In a country without a written Constitution, Brexit has provoked a series of constitutional crises, if not an existential one. Scotland voted to remain in the EU by 62%, Northern Ireland by 56%, Gibraltar by 96%. The Unionists who keep the UK government in power misrepresent the wishes of the Northern Irish electorate. The majority of Parliament wants to remain in the EU, or at least in the customs union. The Lords have consistently contradicted the government on every aspect of its Brexit policy. The executive branch will not allow a binding say in the matter for the devolved assemblies of Scotland or Northern Ireland and wants to avoid giving Parliament a say as well. A rump group of Brexiters is usurping the sovereignty of representatives of the people on the basis of a tiny referendum majority for a Leave vote that surprised its own supporters. Brexit was about party politics, electioneering, back-stabbing and power plays among the Tories and widespread social discontent, not the EU or globalisation.

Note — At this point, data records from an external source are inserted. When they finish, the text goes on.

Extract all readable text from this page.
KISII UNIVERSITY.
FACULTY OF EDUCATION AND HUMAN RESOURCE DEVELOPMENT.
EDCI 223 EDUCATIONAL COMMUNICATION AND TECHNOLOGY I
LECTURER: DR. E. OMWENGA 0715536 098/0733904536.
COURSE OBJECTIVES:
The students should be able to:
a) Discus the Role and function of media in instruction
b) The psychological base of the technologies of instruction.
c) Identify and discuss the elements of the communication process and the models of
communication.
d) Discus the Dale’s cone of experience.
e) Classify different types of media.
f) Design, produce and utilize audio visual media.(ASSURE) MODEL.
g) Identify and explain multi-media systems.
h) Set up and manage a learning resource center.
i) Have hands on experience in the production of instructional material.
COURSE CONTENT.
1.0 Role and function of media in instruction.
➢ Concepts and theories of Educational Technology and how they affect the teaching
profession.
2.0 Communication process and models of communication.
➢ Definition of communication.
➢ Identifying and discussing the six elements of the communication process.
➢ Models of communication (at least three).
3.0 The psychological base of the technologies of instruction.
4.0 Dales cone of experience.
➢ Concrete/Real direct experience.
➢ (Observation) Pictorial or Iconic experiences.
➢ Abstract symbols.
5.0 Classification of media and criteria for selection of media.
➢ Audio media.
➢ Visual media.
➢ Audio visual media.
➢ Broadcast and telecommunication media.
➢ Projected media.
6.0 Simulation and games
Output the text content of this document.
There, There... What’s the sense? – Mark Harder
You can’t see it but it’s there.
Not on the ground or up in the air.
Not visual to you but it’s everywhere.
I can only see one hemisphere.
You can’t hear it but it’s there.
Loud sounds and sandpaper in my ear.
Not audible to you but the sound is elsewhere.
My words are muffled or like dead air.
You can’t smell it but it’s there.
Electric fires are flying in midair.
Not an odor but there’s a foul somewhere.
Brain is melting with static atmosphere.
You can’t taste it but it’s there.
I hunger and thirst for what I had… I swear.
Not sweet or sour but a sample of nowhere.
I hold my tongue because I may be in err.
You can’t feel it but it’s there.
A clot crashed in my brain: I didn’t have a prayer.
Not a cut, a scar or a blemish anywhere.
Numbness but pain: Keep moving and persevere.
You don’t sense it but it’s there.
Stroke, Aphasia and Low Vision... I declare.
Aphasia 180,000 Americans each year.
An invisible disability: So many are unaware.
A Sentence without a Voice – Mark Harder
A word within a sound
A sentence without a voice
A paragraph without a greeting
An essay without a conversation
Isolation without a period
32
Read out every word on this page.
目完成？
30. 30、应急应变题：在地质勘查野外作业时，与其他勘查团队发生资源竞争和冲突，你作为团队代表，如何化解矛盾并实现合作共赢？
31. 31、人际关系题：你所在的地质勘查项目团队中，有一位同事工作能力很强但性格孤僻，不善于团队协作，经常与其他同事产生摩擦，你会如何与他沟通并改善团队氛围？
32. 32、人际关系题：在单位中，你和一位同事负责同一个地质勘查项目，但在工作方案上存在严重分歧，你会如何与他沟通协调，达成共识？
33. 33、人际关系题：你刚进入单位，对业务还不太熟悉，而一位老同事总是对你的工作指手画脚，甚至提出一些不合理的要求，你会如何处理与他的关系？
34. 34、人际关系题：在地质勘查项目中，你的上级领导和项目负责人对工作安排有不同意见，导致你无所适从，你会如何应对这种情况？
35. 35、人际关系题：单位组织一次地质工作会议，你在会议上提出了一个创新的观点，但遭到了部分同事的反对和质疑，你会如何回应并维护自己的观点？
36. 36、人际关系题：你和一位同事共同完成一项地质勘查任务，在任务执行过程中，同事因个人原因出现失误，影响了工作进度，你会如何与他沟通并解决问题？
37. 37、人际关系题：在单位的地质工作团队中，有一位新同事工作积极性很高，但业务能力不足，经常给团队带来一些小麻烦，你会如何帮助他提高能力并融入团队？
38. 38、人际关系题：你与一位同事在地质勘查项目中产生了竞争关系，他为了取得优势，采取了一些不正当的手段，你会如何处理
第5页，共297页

One of the ironies resulting from this turmoil is the unanticipated resurgence of the possibility of reunifying Ireland if a majority of the population of the North voted in favour (Theresa May has revealed her doubts that a “border poll” in the North would preserve the Union). Another is the fact that the peace process only progressed when all sides accepted the need for consensus, abandoning blind adherence to a given ideology. Brexiters either ignore or reject this political wisdom. Negotiations are still under way. The Unionists may be wrong to trust the government in London. The UK could sacrifice Northern Ireland for the sake of Great Britain. Nor can Ireland be entirely sure that the common front displayed so far by the rest of the EU will endure. Difficult decisions must be made. The EU seems to be clear about what it will not accept. The British side is divided and bewildered, and ready to blame Ireland and/or the EU for the consequences of a Brexit disaster. Perhaps imaginative solutions to the Irish dilemma will emerge in time, or perhaps no deal will be the worst deal.

Sean Golden, Associate Senior Researcher, CIDOB.